Coming out in support of Kashmir's only all-girls rock band which faced online threats, Jammu and Kashmir Chief Minister Omar Abdullah on Saturday promised a police probe and hoped that the talented teenagers would not let themselves be silenced by a "handful of morons".

 The girls, vocalist-guitarist Noma Nazir, 16, drummer Farah Deeba and Guitarist Aneeka Khalid, both 15, who defied convention to form the rock band ‘Pragaash’ (darkness to light) which came to limelight in December last year, are now faced with a challenge of online threats and abuses.

The CM said it was a matter of shame that those who demand freedom of speech on social media networks use it to threaten the girls, who are Std X students.

"The police will examine the threats issued and whether any provision of the law can be used to book those making the threats (to the rock band)," Omar said, adding, "I hope these talented young girls will not let a handful of morons silence them."

"Shame on those who claim freedom of speech via social media and then use that freedom to threaten girls who have the right to choose to sing," he wrote on Twitter.

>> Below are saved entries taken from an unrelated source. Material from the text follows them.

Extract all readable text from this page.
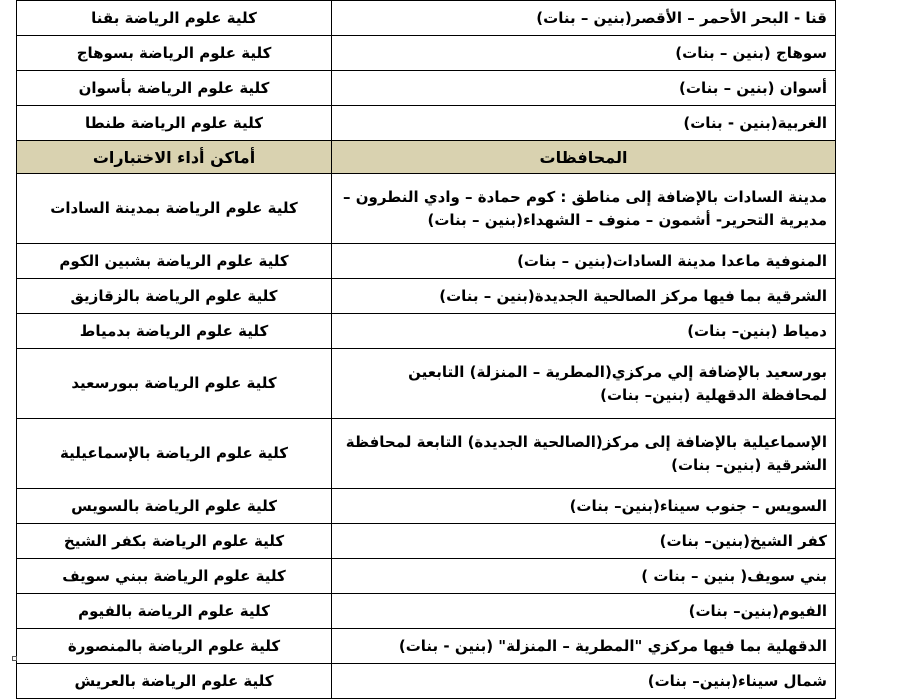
قنا - البحر الأحمر – الأقصر(بنين – بنات)	كلية علوم الرياضة بقنا
سوهاج (بنين – بنات)	كلية علوم الرياضة بسوهاج
أسوان (بنين – بنات)	كلية علوم الرياضة بأسوان
الغربية(بنين - بنات)	كلية علوم الرياضة طنطا
المحافظات	أماكن أداء الاختبارات
مدينة السادات بالإضافة إلى مناطق : كوم حمادة – وادي النطرون – مديرية التحرير- أشمون – منوف – الشهداء(بنين – بنات)	كلية علوم الرياضة بمدينة السادات
المنوفية ماعدا مدينة السادات(بنين – بنات)	كلية علوم الرياضة بشبين الكوم
الشرقية بما فيها مركز الصالحية الجديدة(بنين – بنات)	كلية علوم الرياضة بالزقازيق
دمياط (بنين– بنات)	كلية علوم الرياضة بدمياط
بورسعيد بالإضافة إلي مركزي(المطرية – المنزلة) التابعين لمحافظة الدقهلية (بنين– بنات)	كلية علوم الرياضة ببورسعيد
الإسماعيلية بالإضافة إلى مركز(الصالحية الجديدة) التابعة لمحافظة الشرقية (بنين– بنات)	كلية علوم الرياضة بالإسماعيلية
السويس – جنوب سيناء(بنين– بنات)	كلية علوم الرياضة بالسويس
كفر الشيخ(بنين– بنات)	كلية علوم الرياضة بكفر الشيخ
بني سويف( بنين – بنات )	كلية علوم الرياضة ببني سويف
الفيوم(بنين– بنات)	كلية علوم الرياضة بالفيوم
الدقهلية بما فيها مركزي "المطرية – المنزلة" (بنين - بنات)	كلية علوم الرياضة بالمنصورة
شمال سيناء(بنين– بنات)	كلية علوم الرياضة بالعريش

Though there are dozens of bands currently playing popular music of different genres in the Valley, but this is the first all-girls rock band and was among the winners after their maiden public appearance.

 After their scintillating performance at the annual ‘Battle of the Bands' competition in Sringar, the girls received online threats and absurd comments, leaving their parents worried and forcing them to keep a low profile.

"There has been a wicked campaign against the girls ever since they made their maiden appearance in public on December 26," said Adnan Matoo, who runs musical academy Band Inn where the girls are undergoing training.

Matoo, who is also the band manager, said the girls cried after seeing the abusive comments online. "I told them such things keep happening in the social media."

Matoo said people who are not happy over progress of the youth in the Valley are behind such campaign.

"Whenever a new thing happens in a society especially related to music and fashion, such things happen," he said indicating that the girls will not be cowed down by the online threats and absurd comments and will continue to pursue their dream in music.

He said the band is presently working on an album. Criticism is nothing new to Kashmiri women singers who defied strong opposition in the past as well and made a name in the field. Raj Begum, renowned Kashmiri singer, even won the national award.

Activists and artistes expressed outrage at the online hate campaign against the girls.

"It is completely shameful...why is police silent against these cyber criminals. The police chief should have initiated action against them and it should be done under the law of the land. Enough is enough," filmmaker and activist Shaykhh Mukhtar said.

Activist Humaira Khan said, "We are moving ahead, but why aren't our mentalities. We move ahead in real sense only when we open our minds."